多年冻土退化下碳、氮和污染物循环研究进展

王蓝翔1,3(),董慧科1(),龚平1,2,王传飞1,2,吴晓东4   

  1. 1.中国科学院 青藏高原研究所 环境变化与地表过程实验室,北京 100101
    2.中国科学院 青藏高原地球科学卓越创新中心,北京 100101
    3.中国科学院大学,北京 100049
    4.中国科学院 西北生态环境资源研究院 冰冻圈科学国家重点实验室 青藏高原冰冻圈观测研究站,甘肃 兰州 730000
  • 收稿日期:2020-08-01 修回日期:2020-11-26 出版日期:2021-10-31 发布日期:2021-12-09
  • 通讯作者: 董慧科 E-mail:wanglx@itpcas.ac.cn;donghuike@itpcas.ac.cn
  • 作者简介:王蓝翔,硕士研究生,主要从事青藏高原环境污染研究. E-mail: wanglx@itpcas.ac.cn
  • 基金资助:
    国家自然科学基金项目(42007359);中科院西部之光项目(吴晓东)资助

Cycling of carbon, nitrogen and pollutants under permafrost degradation: a review

Lanxiang WANG1,3(),Huike DONG1(),Ping GONG1,2,Chuanfei WANG1,2,Xiaodong WU4   

  1. 1.Key Laboratory of Tibetan Environment Changes and Land Surface Processes,Institute of Tibetan Plateau Research,Chinese Academy of Sciences,Beijing 100101,China
    2.CAS Center for Excellence in Tibetan Plateau Earth Sciences,Beijing 100101,China
    3.University of Chinese Academy of Sciences,Beijing 100049,China
    4.Cryosphere Research Station on Qinghai-Tibetan Plateau,State Key Laboratory of Cryospheric Science,Northwest Institute of Eco-Environment and Resources,Chinese Academy of Sciences,Lanzhou 730000,China
  • Received:2020-08-01 Revised:2020-11-26 Online:2021-10-31 Published:2021-12-09
  • Contact: Huike DONG E-mail:wanglx@itpcas.ac.cn;donghuike@itpcas.ac.cn

摘要:

多年冻土储存了大量的有机碳、氮素以及持久性有机污染物和汞等污染物。全球变暖背景下,目前全球大部分的多年冻土都处于退化状态。多年冻土区土壤温度升高、多年冻土层解冻后,土壤温度水分会发生变化,从而改变微生物的生长代谢过程,进而改变多年冻土区的物质循环。通过综述多年冻土区的碳、氮及污染物的储量及其在多年冻土退化下的迁移转化及输出特征,研究发现:多年冻土退化增加活动层厚度、形成热喀斯特地貌,一方面导致碳基和氮基温室气体快速释放到大气中,另一方面也向水生系统中输出溶解性碳氮组分及可溶性污染物,这些过程会导致多年冻土由碳、氮和污染物储存的“汇”转变为“源”,并最终影响全球生物地球化学循环。明确多年冻土区碳、氮和污染物的生物地球化学循环过程对于全面理解气候变化对自然和人类社会系统的影响具有重要作用。未来研究中,还需要结合多学科技术手段,开展多年冻土退化过程、水文过程与生物化学循环过程的系统集成研究,此外,还需加强汞、POPs等污染物的二次释放过程与碳氮循环的耦合关系研究,定量多年冻土中污染物二次释放的环境效应,以深刻认识多年冻土中物质循环过程并为气候和环境变化提供预测依据。

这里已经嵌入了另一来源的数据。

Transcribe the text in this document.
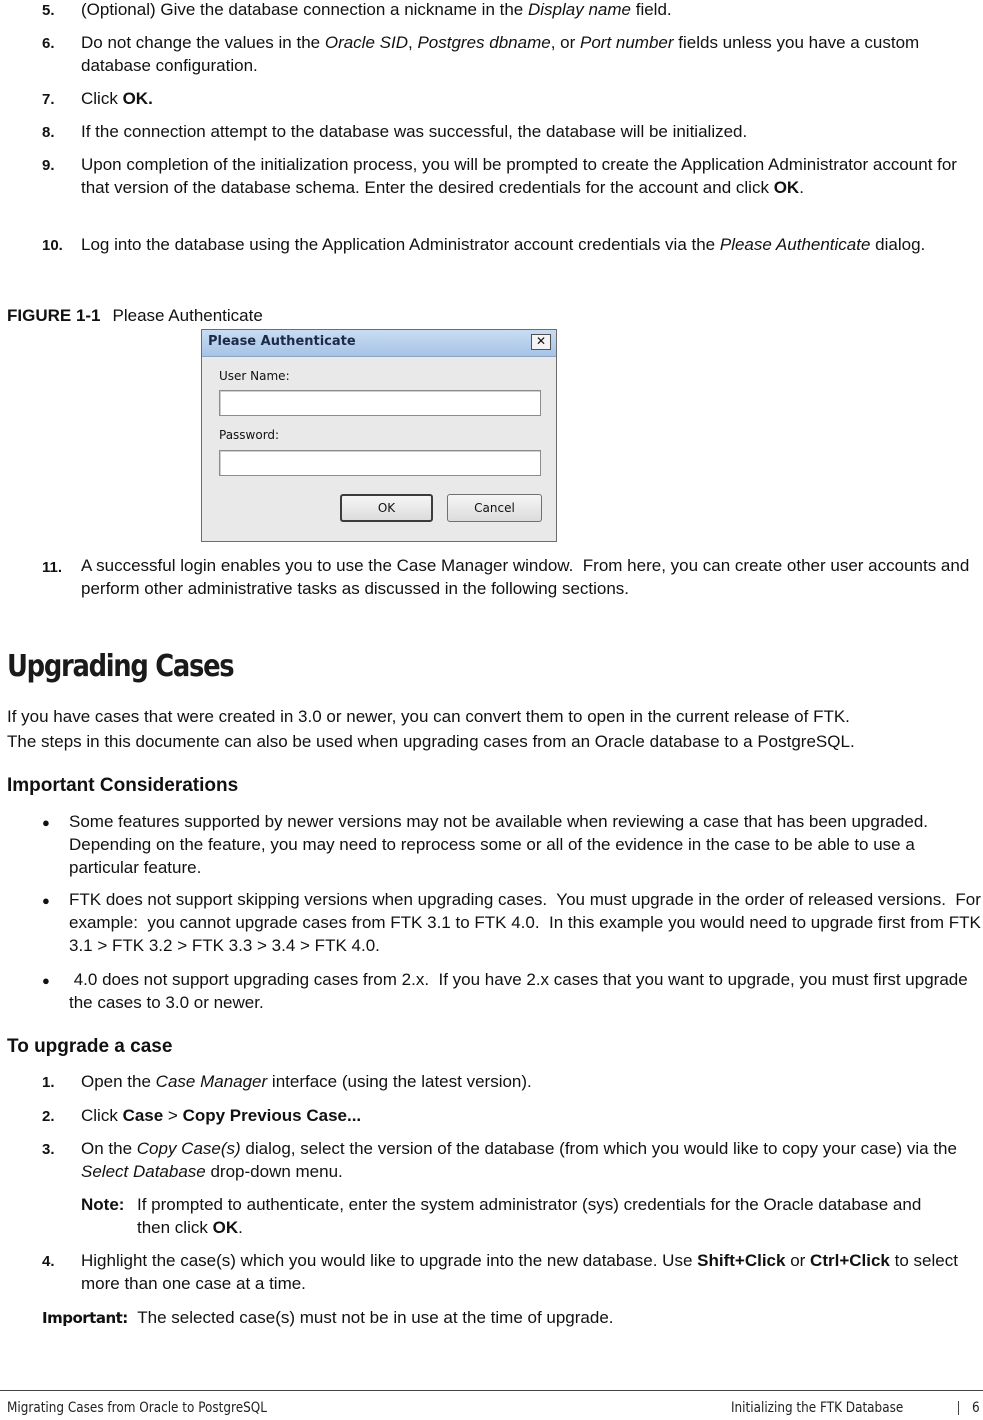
5.	(Optional) Give the database connection a nickname in the Display name field.
6.	Do not change the values in the Oracle SID, Postgres dbname, or Port number fields unless you have a custom database configuration.
7.	Click OK.
8.	If the connection attempt to the database was successful, the database will be initialized.
9.	Upon completion of the initialization process, you will be prompted to create the Application Administrator account for that version of the database schema. Enter the desired credentials for the account and click OK.
10.	Log into the database using the Application Administrator account credentials via the Please Authenticate dialog.
FIGURE 1-1 Please Authenticate
Please Authenticate	✕
User Name:
Password:
OK	Cancel
11.	A successful login enables you to use the Case Manager window.  From here, you can create other user accounts and perform other administrative tasks as discussed in the following sections.
Upgrading Cases
If you have cases that were created in 3.0 or newer, you can convert them to open in the current release of FTK.
The steps in this documente can also be used when upgrading cases from an Oracle database to a PostgreSQL.
Important Considerations
● Some features supported by newer versions may not be available when reviewing a case that has been upgraded.  Depending on the feature, you may need to reprocess some or all of the evidence in the case to be able to use a particular feature.
● FTK does not support skipping versions when upgrading cases.  You must upgrade in the order of released versions.  For example:  you cannot upgrade cases from FTK 3.1 to FTK 4.0.  In this example you would need to upgrade first from FTK 3.1 > FTK 3.2 > FTK 3.3 > 3.4 > FTK 4.0.
● 4.0 does not support upgrading cases from 2.x.  If you have 2.x cases that you want to upgrade, you must first upgrade the cases to 3.0 or newer.
To upgrade a case
1.	Open the Case Manager interface (using the latest version).
2.	Click Case > Copy Previous Case...
3.	On the Copy Case(s) dialog, select the version of the database (from which you would like to copy your case) via the Select Database drop-down menu.
Note: If prompted to authenticate, enter the system administrator (sys) credentials for the Oracle database and then click OK.
4.	Highlight the case(s) which you would like to upgrade into the new database. Use Shift+Click or Ctrl+Click to select more than one case at a time.
Important: The selected case(s) must not be in use at the time of upgrade.
Migrating Cases from Oracle to PostgreSQL	Initializing the FTK Database	6
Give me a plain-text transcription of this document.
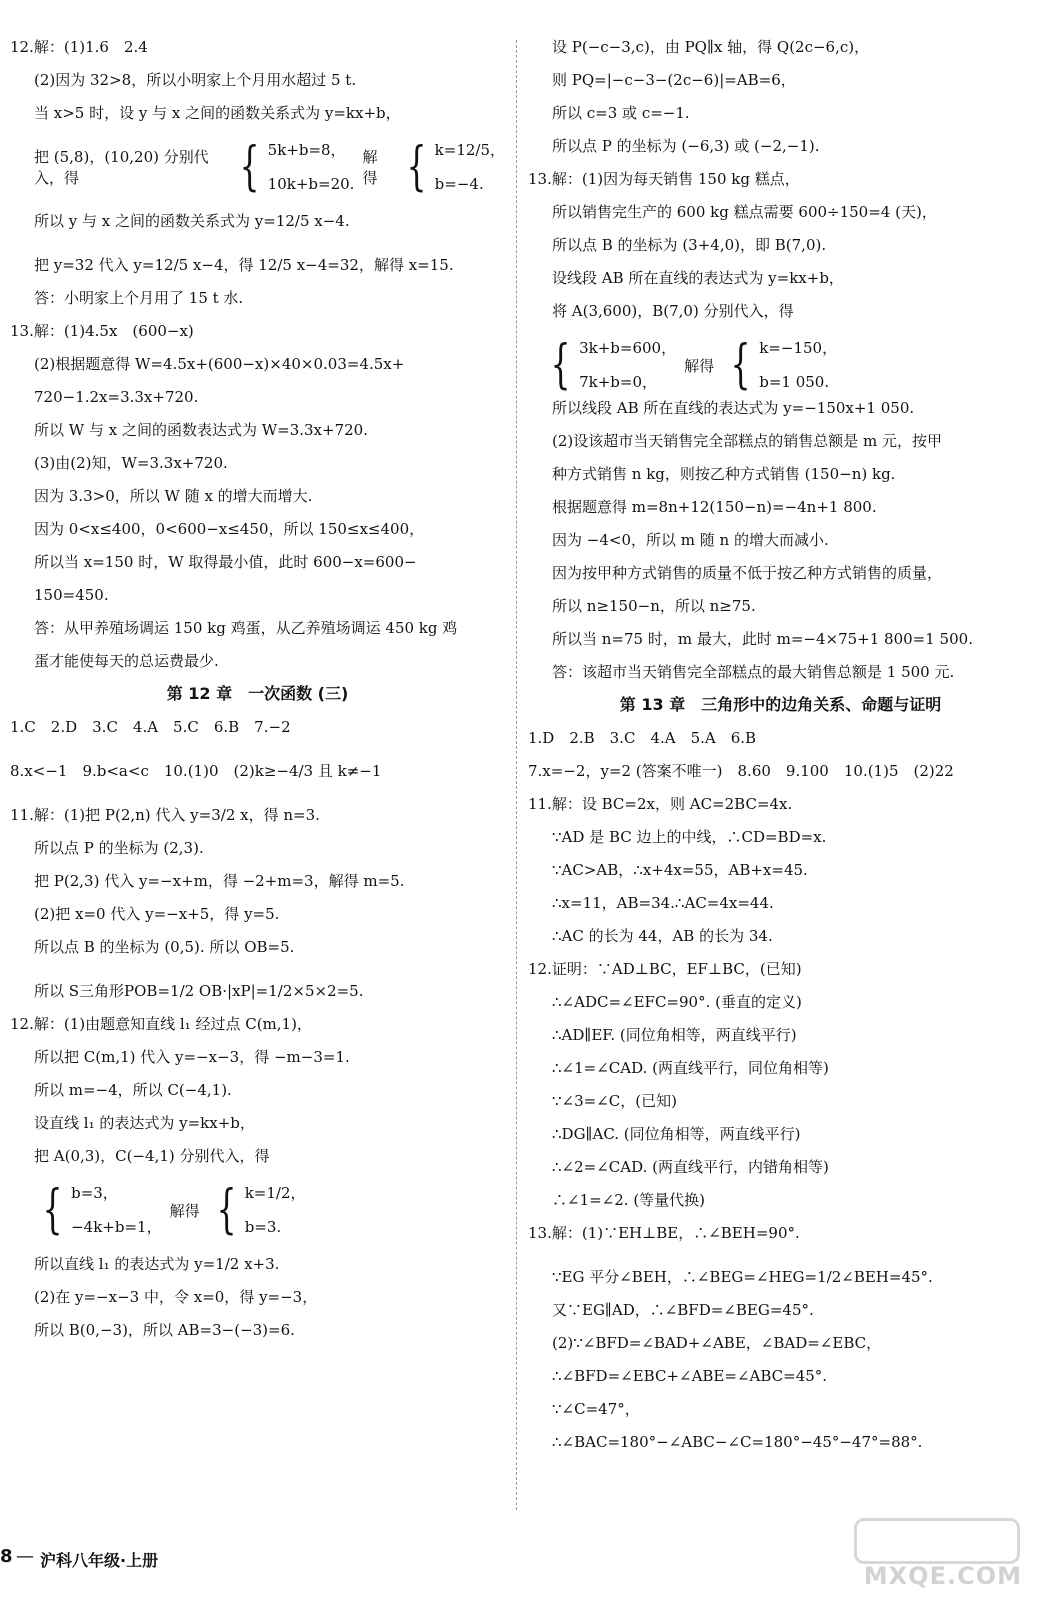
12.解：(1)1.6　2.4
(2)因为 32>8，所以小明家上个月用水超过 5 t.
当 x>5 时，设 y 与 x 之间的函数关系式为 y=kx+b，
把 (5,8)，(10,20) 分别代入，得	{ 5k+b=8，
10k+b=20.
解得 { k=12/5，
b=−4.
所以 y 与 x 之间的函数关系式为 y=12/5 x−4.
把 y=32 代入 y=12/5 x−4，得 12/5 x−4=32，解得 x=15.
答：小明家上个月用了 15 t 水.
13.解：(1)4.5x　(600−x)
(2)根据题意得 W=4.5x+(600−x)×40×0.03=4.5x+
720−1.2x=3.3x+720.
所以 W 与 x 之间的函数表达式为 W=3.3x+720.
(3)由(2)知，W=3.3x+720.
因为 3.3>0，所以 W 随 x 的增大而增大.
因为 0<x≤400，0<600−x≤450，所以 150≤x≤400，
所以当 x=150 时，W 取得最小值，此时 600−x=600−
150=450.
答：从甲养殖场调运 150 kg 鸡蛋，从乙养殖场调运 450 kg 鸡
蛋才能使每天的总运费最少.
第 12 章　一次函数 (三)
1.C　2.D　3.C　4.A　5.C　6.B　7.−2
8.x<−1　9.b<a<c　10.(1)0　(2)k≥−4/3 且 k≠−1
11.解：(1)把 P(2,n) 代入 y=3/2 x，得 n=3.
所以点 P 的坐标为 (2,3).
把 P(2,3) 代入 y=−x+m，得 −2+m=3，解得 m=5.
(2)把 x=0 代入 y=−x+5，得 y=5.
所以点 B 的坐标为 (0,5). 所以 OB=5.
所以 S三角形POB=1/2 OB·|xP|=1/2×5×2=5.
12.解：(1)由题意知直线 l₁ 经过点 C(m,1)，
所以把 C(m,1) 代入 y=−x−3，得 −m−3=1.
所以 m=−4，所以 C(−4,1).
设直线 l₁ 的表达式为 y=kx+b，
把 A(0,3)，C(−4,1) 分别代入，得
{ b=3，
−4k+b=1，
解得 { k=1/2，
b=3.
所以直线 l₁ 的表达式为 y=1/2 x+3.
(2)在 y=−x−3 中，令 x=0，得 y=−3，
所以 B(0,−3)，所以 AB=3−(−3)=6.
设 P(−c−3,c)，由 PQ∥x 轴，得 Q(2c−6,c)，
则 PQ=|−c−3−(2c−6)|=AB=6，
所以 c=3 或 c=−1.
所以点 P 的坐标为 (−6,3) 或 (−2,−1).
13.解：(1)因为每天销售 150 kg 糕点，
所以销售完生产的 600 kg 糕点需要 600÷150=4 (天)，
所以点 B 的坐标为 (3+4,0)，即 B(7,0).
设线段 AB 所在直线的表达式为 y=kx+b，
将 A(3,600)，B(7,0) 分别代入，得
{ 3k+b=600，
7k+b=0，
解得 { k=−150，
b=1 050.
所以线段 AB 所在直线的表达式为 y=−150x+1 050.
(2)设该超市当天销售完全部糕点的销售总额是 m 元，按甲
种方式销售 n kg，则按乙种方式销售 (150−n) kg.
根据题意得 m=8n+12(150−n)=−4n+1 800.
因为 −4<0，所以 m 随 n 的增大而减小.
因为按甲种方式销售的质量不低于按乙种方式销售的质量，
所以 n≥150−n，所以 n≥75.
所以当 n=75 时，m 最大，此时 m=−4×75+1 800=1 500.
答：该超市当天销售完全部糕点的最大销售总额是 1 500 元.
第 13 章　三角形中的边角关系、命题与证明
1.D　2.B　3.C　4.A　5.A　6.B
7.x=−2，y=2 (答案不唯一)　8.60　9.100　10.(1)5　(2)22
11.解：设 BC=2x，则 AC=2BC=4x.
∵AD 是 BC 边上的中线，∴CD=BD=x.
∵AC>AB，∴x+4x=55，AB+x=45.
∴x=11，AB=34.∴AC=4x=44.
∴AC 的长为 44，AB 的长为 34.
12.证明：∵AD⊥BC，EF⊥BC，(已知)
∴∠ADC=∠EFC=90°. (垂直的定义)
∴AD∥EF. (同位角相等，两直线平行)
∴∠1=∠CAD. (两直线平行，同位角相等)
∵∠3=∠C，(已知)
∴DG∥AC. (同位角相等，两直线平行)
∴∠2=∠CAD. (两直线平行，内错角相等)
∴∠1=∠2. (等量代换)
13.解：(1)∵EH⊥BE，∴∠BEH=90°.
∵EG 平分∠BEH，∴∠BEG=∠HEG=1/2∠BEH=45°.
又∵EG∥AD，∴∠BFD=∠BEG=45°.
(2)∵∠BFD=∠BAD+∠ABE，∠BAD=∠EBC，
∴∠BFD=∠EBC+∠ABE=∠ABC=45°.
∵∠C=47°，
∴∠BAC=180°−∠ABC−∠C=180°−45°−47°=88°.
8 — 沪科八年级·上册
MXQE.COM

关键词: 多年冻土, 热喀斯特, 碳, 氮, 污染物, 迁移转化

Abstract:

Permafrost degradation has been widely recorded. As the ground temperature increase and permafrost thaw, soil temperature and water content changes accordingly. These changes can greatly affect soil microbes and further exert strong effects on materials cycling in permafrost regions. Here, we summarize the storage of soil organic carbon, nitrogen, POPs and mercury in high-latitude and high-altitude permafrost regions, as well as the migration, transformation and loss of these substances. We found that active layer increase and thermokarst terrain development promotes the release of carbon-based and nitrogen-based greenhouse gases. Meanwhile, permafrost degradation also increases the lateral export of dissolved carbon, nitrogen, and pollutants. As a result, permafrost regions may shift from sink to source for these materials, and further affect their global cycles. It is of great importance to clarify the biogeochemical cycles of carbon, nitrogen and pollutants in permafrost regions to fully understand the impact of climate change on ecological and social systems. In the future studies, it is necessary to strengthen the investigation of permafrost degradation, hydrology and biogeochemistry in permafrost regions. In addition, it is also necessary to conduct the study of the relationship between the secondary release of pollutants and the carbon and nitrogen cycle for provide a scientific basis for climate and environmental changes.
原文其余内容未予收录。